Considering Johnson wants to cut funding from entitlement programs, it makes sense that he doesn’t support the Affordable Care Act, either. The thing is, the Affordable Care Act has helped many citizens get the healthcare they otherwise would have been able to afford. What would they do now without the Act? Is it worth it to cut it just to save money? Johnson also doesn’t believe that life-saving prescriptions should be price-regulated; that is, pharmaceutical companies can make the drugs as expensive as they want them to be, even though that medicine could be life-or-death for someone who can’t afford it one day. Again, the intention to save government money is a good one, but potentially putting people at risk isn’t the way to do it.
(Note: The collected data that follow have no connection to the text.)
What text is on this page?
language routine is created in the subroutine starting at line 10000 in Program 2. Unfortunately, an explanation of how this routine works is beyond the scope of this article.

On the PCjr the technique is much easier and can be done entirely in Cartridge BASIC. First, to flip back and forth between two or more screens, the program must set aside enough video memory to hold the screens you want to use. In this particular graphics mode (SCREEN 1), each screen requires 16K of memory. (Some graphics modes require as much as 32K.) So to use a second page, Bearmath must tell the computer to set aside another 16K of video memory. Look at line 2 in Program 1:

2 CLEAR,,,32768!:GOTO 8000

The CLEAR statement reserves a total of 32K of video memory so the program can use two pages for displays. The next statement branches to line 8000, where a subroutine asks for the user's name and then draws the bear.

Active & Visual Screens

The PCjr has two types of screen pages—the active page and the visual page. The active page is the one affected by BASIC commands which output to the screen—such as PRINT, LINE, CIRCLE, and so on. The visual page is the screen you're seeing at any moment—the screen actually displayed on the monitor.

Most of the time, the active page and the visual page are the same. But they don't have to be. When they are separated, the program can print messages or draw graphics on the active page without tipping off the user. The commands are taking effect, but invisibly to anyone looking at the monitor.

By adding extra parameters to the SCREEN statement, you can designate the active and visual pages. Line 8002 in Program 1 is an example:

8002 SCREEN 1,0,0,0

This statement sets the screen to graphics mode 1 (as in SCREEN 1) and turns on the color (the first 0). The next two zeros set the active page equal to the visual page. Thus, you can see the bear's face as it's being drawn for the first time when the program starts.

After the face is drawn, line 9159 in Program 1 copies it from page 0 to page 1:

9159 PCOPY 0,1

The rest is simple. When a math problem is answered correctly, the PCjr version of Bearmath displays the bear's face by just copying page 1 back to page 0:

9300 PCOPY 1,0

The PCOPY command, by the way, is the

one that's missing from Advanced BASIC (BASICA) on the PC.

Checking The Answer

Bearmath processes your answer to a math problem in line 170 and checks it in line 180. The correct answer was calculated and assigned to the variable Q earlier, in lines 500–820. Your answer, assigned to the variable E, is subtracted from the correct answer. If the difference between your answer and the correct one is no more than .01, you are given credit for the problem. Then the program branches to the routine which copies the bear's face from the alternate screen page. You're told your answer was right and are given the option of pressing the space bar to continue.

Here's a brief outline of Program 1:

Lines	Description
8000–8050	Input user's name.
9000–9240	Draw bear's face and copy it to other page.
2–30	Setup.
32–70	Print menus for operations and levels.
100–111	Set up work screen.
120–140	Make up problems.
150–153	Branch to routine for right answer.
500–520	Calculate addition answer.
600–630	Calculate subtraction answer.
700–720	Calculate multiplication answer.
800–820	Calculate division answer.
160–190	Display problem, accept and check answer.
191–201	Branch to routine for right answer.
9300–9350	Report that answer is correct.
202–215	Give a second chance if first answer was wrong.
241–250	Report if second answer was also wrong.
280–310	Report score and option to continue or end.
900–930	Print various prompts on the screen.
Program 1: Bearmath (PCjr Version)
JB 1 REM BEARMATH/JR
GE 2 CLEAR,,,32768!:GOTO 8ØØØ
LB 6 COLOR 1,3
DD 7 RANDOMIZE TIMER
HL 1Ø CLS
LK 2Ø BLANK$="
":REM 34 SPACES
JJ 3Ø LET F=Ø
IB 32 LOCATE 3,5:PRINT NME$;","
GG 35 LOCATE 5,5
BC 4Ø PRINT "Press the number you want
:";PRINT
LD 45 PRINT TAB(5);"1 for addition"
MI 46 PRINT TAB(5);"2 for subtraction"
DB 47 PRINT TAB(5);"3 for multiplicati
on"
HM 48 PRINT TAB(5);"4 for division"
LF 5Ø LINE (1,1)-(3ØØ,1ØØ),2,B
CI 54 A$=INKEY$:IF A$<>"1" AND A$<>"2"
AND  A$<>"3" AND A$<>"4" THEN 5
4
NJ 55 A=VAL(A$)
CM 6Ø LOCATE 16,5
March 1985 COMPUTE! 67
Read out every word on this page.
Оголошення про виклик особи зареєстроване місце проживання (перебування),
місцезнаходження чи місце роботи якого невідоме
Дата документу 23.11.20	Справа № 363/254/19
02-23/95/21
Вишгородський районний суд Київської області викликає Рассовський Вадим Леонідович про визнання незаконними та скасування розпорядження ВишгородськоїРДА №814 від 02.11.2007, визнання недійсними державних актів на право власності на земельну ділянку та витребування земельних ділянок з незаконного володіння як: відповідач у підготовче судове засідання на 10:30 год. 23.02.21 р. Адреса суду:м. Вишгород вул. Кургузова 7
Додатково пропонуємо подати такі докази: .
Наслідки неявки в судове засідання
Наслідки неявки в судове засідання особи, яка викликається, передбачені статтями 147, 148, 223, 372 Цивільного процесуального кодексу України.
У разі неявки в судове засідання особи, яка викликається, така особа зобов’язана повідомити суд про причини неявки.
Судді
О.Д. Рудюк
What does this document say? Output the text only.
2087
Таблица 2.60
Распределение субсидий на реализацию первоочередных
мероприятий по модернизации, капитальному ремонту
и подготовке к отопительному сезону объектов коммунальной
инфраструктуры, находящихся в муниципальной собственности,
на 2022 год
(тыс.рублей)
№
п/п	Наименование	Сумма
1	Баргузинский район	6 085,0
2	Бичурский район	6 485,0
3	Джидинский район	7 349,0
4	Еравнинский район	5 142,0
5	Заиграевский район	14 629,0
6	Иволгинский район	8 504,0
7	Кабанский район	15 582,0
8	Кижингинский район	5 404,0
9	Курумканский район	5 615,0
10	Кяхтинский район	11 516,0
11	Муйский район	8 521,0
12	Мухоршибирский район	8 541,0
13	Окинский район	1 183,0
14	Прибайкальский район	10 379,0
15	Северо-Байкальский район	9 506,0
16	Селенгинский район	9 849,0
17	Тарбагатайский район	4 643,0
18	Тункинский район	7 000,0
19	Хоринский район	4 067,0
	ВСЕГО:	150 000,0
Johnson’s positions probably disappoint me the most when it comes to climate change. While he recognizes climate change and humans’ negative impact on it, he doesn’t believe that the government should do anything about it because the government has other priorities. Johnson considers the biggest priority for the government to be protecting its citizens from harm, and while I’m sure he’s thinking more on the military side, does he realize that climate change is going to cause harm, too, and we urgently need to take action to prevent it? On top of that, Johnson wants to remove rules that require energy companies to be environmentally friendly. He thinks this will help the economy, but I think all it will do is hurt the planet.
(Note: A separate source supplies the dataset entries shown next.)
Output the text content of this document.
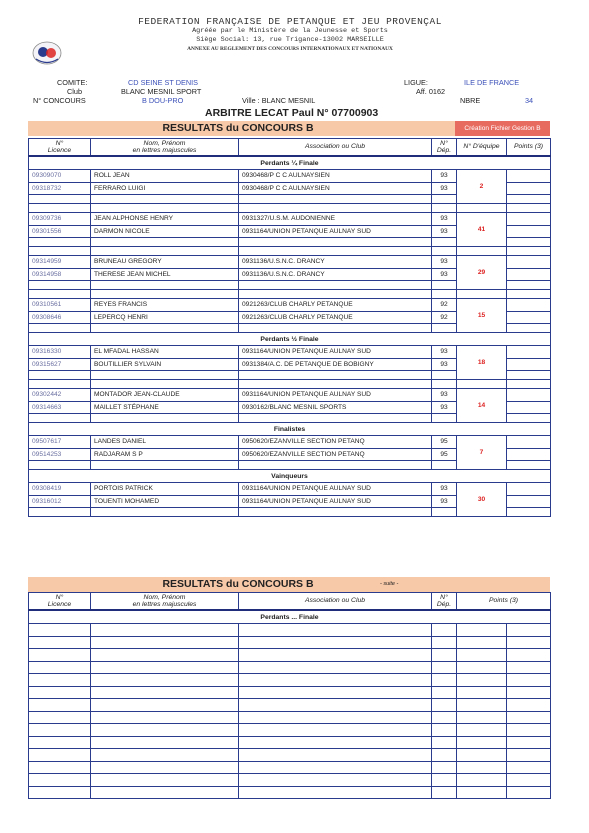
FEDERATION FRANÇAISE DE PETANQUE ET JEU PROVENÇAL
Agréée par le Ministère de la Jeunesse et Sports
Siège Social: 13, rue Trigance-13002 MARSEILLE
ANNEXE AU REGLEMENT DES CONCOURS INTERNATIONAUX ET NATIONAUX
COMITE:	CD SEINE ST DENIS
Club	BLANC MESNIL SPORT
N° CONCOURS	B DOU-PRO	Ville : BLANC MESNIL
LIGUE:	ILE DE FRANCE
Aff. 0162
NBRE	34
ARBITRE LECAT Paul N° 07700903
RESULTATS du CONCOURS B	Création Fichier Gestion B
N°
Licence	Nom, Prénom
en lettres majuscules	Association ou Club	N°
Dép.	N° D'équipe	Points (3)
Perdants ¼ Finale					
09309070	ROLL JEAN	0930468/P C C AULNAYSIEN	93	2	
09318732	FERRARO LUIGI	0930468/P C C AULNAYSIEN	93		

09309736	JEAN ALPHONSE HENRY	0931327/U.S.M. AUDONIENNE	93	41	
09301556	DARMON NICOLE	0931164/UNION PETANQUE AULNAY SUD	93		

09314959	BRUNEAU GREGORY	0931136/U.S.N.C. DRANCY	93	29	
09314958	THERESE JEAN MICHEL	0931136/U.S.N.C. DRANCY	93		

09310561	REYES FRANCIS	0921263/CLUB CHARLY PETANQUE	92	15	
09308646	LEPERCQ HENRI	0921263/CLUB CHARLY PETANQUE	92		

Perdants ½ Finale					
09316330	EL MFADAL HASSAN	0931164/UNION PETANQUE AULNAY SUD	93	18	
09315627	BOUTILLIER SYLVAIN	0931384/A.C. DE PETANQUE DE BOBIGNY	93		

09302442	MONTADOR JEAN-CLAUDE	0931164/UNION PETANQUE AULNAY SUD	93	14	
09314663	MAILLET STÉPHANE	0930162/BLANC MESNIL SPORTS	93		

Finalistes					
09507617	LANDES DANIEL	0950620/EZANVILLE SECTION PETANQ	95	7	
09514253	RADJARAM S P	0950620/EZANVILLE SECTION PETANQ	95		

Vainqueurs					
09308419	PORTOIS PATRICK	0931164/UNION PETANQUE AULNAY SUD	93	30	
09316012	TOUENTI MOHAMED	0931164/UNION PETANQUE AULNAY SUD	93		

RESULTATS du CONCOURS B	- suite -
N°
Licence	Nom, Prénom
en lettres majuscules	Association ou Club	N°
Dép.	Points (3)	
Perdants ... Finale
Overall, Gary Johnson seems like a good man with good intentions. He supports the addition of gender identity to anti-discrimination laws, he’s pro-choice, and supports marriage and adoption rights for same-sex couples. He is fighting for transparency in politics, which I think is absolutely essential to turning this political system into a far less corrupt one. I disagree fundamentally with his position on climate change. Plus, his economic policies such as removing the Department of Education and eliminating government-funded healthcare seem to put at risk the very people he sounds like he cares about when describing his social policies. To put it mildly, he is definitely fiscally conservative, and if you personally feel that’s best for America economically, I totally understand voting for Johnson. As for me, though, Bernie Sanders had positions in every category that I felt prioritized the American people, and after research about the possible trajectory of his different plans, I still felt that they could go very well. I can’t say the same about Johnson. Still, It’s my hope that in a world where third-party candidates could win the general election, Sanders and Johnson would be up there now in debates, giving us a whole lot more political choice—in that case, our options would include a social democrat and a financial conservative, which are two very, very different things to be.